Power demand across hotels, offices, recreational facilities and restaurants have dwindled as British Columbians self isolate.
The shortfall means there's a surplus of water in reservoirs across the province.
"This drop in load in addition to the spring snow melt is causing our reservoirs to reach near capacity, which could lead to environmental concerns, as well as public safety risks if we don't address the challenges now," said spokesperson Tanya Fish.
Crews will have to strategically spill reservoirs to keep them from overflowing, a process that can have negative impacts on downstream ecosystems. Excessive spilling can increase fish mortality rates.

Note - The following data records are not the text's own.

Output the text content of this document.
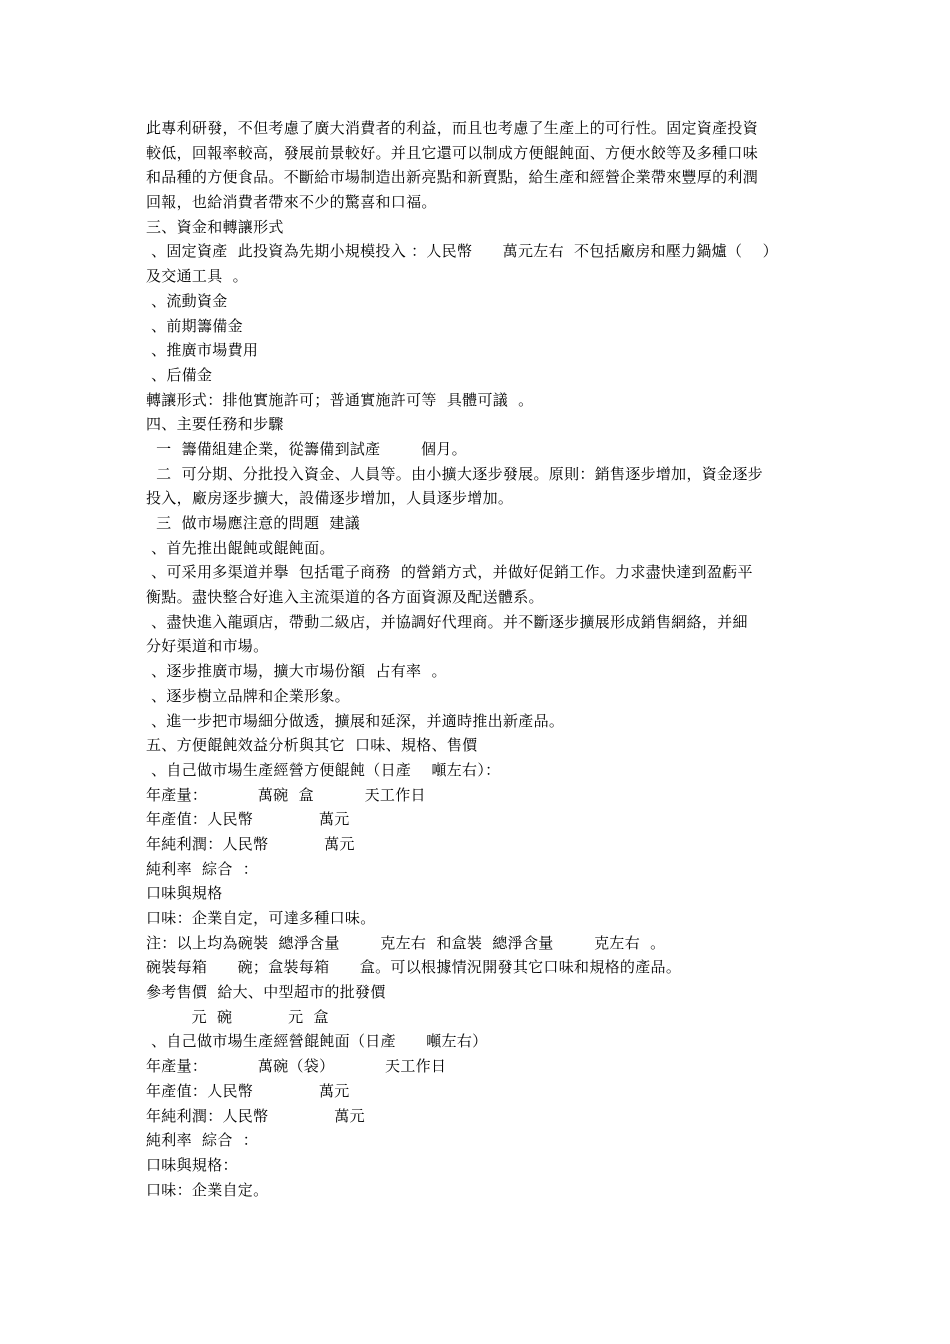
此專利研發，不但考慮了廣大消費者的利益，而且也考慮了生產上的可行性。固定資產投資
較低，回報率較高，發展前景較好。并且它還可以制成方便餛飩面、方便水餃等及多種口味
和品種的方便食品。不斷給市場制造出新亮點和新賣點，給生產和經營企業帶來豐厚的利潤
回報，也給消費者帶來不少的驚喜和口福。
三、資金和轉讓形式
、固定資產  此投資為先期小規模投入 ：人民幣      萬元左右  不包括廠房和壓力鍋爐（    ）
及交通工具  。
、流動資金
、前期籌備金
、推廣市場費用
、后備金
轉讓形式：排他實施許可；普通實施許可等  具體可議  。
四、主要任務和步驟
一  籌備組建企業，從籌備到試產        個月。
二  可分期、分批投入資金、人員等。由小擴大逐步發展。原則：銷售逐步增加，資金逐步
投入，廠房逐步擴大，設備逐步增加，人員逐步增加。
三  做市場應注意的問題  建議
、首先推出餛飩或餛飩面。
、可采用多渠道并擧  包括電子商務  的營銷方式，并做好促銷工作。力求盡快達到盈虧平
衡點。盡快整合好進入主流渠道的各方面資源及配送體系。
、盡快進入龍頭店，帶動二級店，并協調好代理商。并不斷逐步擴展形成銷售網絡，并細
分好渠道和市場。
、逐步推廣市場，擴大市場份額  占有率  。
、逐步樹立品牌和企業形象。
、進一步把市場細分做透，擴展和延深，并適時推出新產品。
五、方便餛飩效益分析與其它  口味、規格、售價
、自己做市場生產經營方便餛飩（日產    噸左右）：
年產量：          萬碗  盒          天工作日
年產值：人民幣             萬元
年純利潤：人民幣           萬元
純利率  綜合  ：
口味與規格
口味：企業自定，可達多種口味。
注：以上均為碗裝  總淨含量        克左右  和盒裝  總淨含量        克左右  。
碗裝每箱      碗；盒裝每箱      盒。可以根據情況開發其它口味和規格的產品。
參考售價  給大、中型超市的批發價
元  碗           元  盒
、自己做市場生產經營餛飩面（日產      噸左右）
年產量：          萬碗（袋）          天工作日
年產值：人民幣             萬元
年純利潤：人民幣             萬元
純利率  綜合  ：
口味與規格：
口味：企業自定。
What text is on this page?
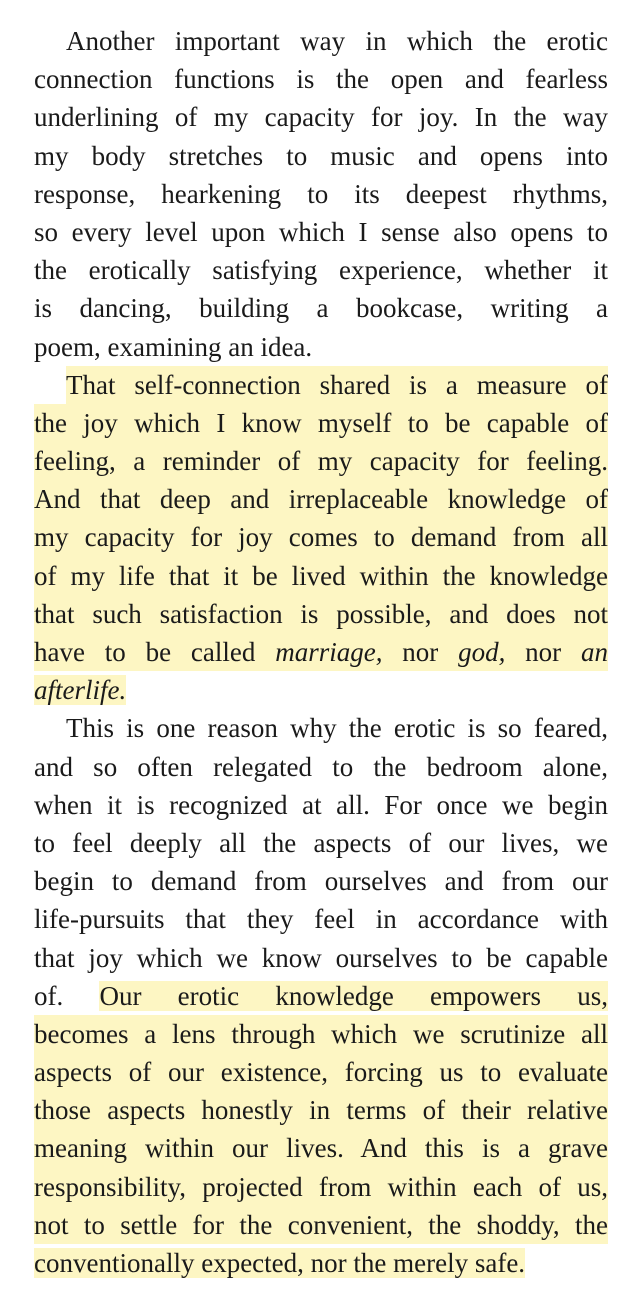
Another important way in which the erotic
connection functions is the open and fearless
underlining of my capacity for joy. In the way
my body stretches to music and opens into
response, hearkening to its deepest rhythms,
so every level upon which I sense also opens to
the erotically satisfying experience, whether it
is dancing, building a bookcase, writing a
poem, examining an idea.
That self-connection shared is a measure of
the joy which I know myself to be capable of
feeling, a reminder of my capacity for feeling.
And that deep and irreplaceable knowledge of
my capacity for joy comes to demand from all
of my life that it be lived within the knowledge
that such satisfaction is possible, and does not
have to be called marriage, nor god, nor an
afterlife.
This is one reason why the erotic is so feared,
and so often relegated to the bedroom alone,
when it is recognized at all. For once we begin
to feel deeply all the aspects of our lives, we
begin to demand from ourselves and from our
life-pursuits that they feel in accordance with
that joy which we know ourselves to be capable
of. Our erotic knowledge empowers us,
becomes a lens through which we scrutinize all
aspects of our existence, forcing us to evaluate
those aspects honestly in terms of their relative
meaning within our lives. And this is a grave
responsibility, projected from within each of us,
not to settle for the convenient, the shoddy, the
conventionally expected, nor the merely safe.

Spilling is currently underway at the Seven Mile and Revelstoke reservoirs. In addition, several small plants have been shut down.
Site C and hydro rates
According to the report, titled Demand Dilemma, the decline could continue into April 2021 and drop by another two per cent.
Major industry — forestry, mining and oil and gas — accounts for about 30 per cent of BC Hydro's overall electricity load. Energy demand from these customers has dropped by seven per cent since mid-March.
BC Hydro says a prolonged drop in demand could have an impact on future rates, which could potentially go up as the power provider looks to recoup financial losses.
Fish said the crown corporation still expects there to be increased demand in the long-term. She said construction of the Site C Dam is continuing as planned. There are currently nearly 1,000 workers on-site.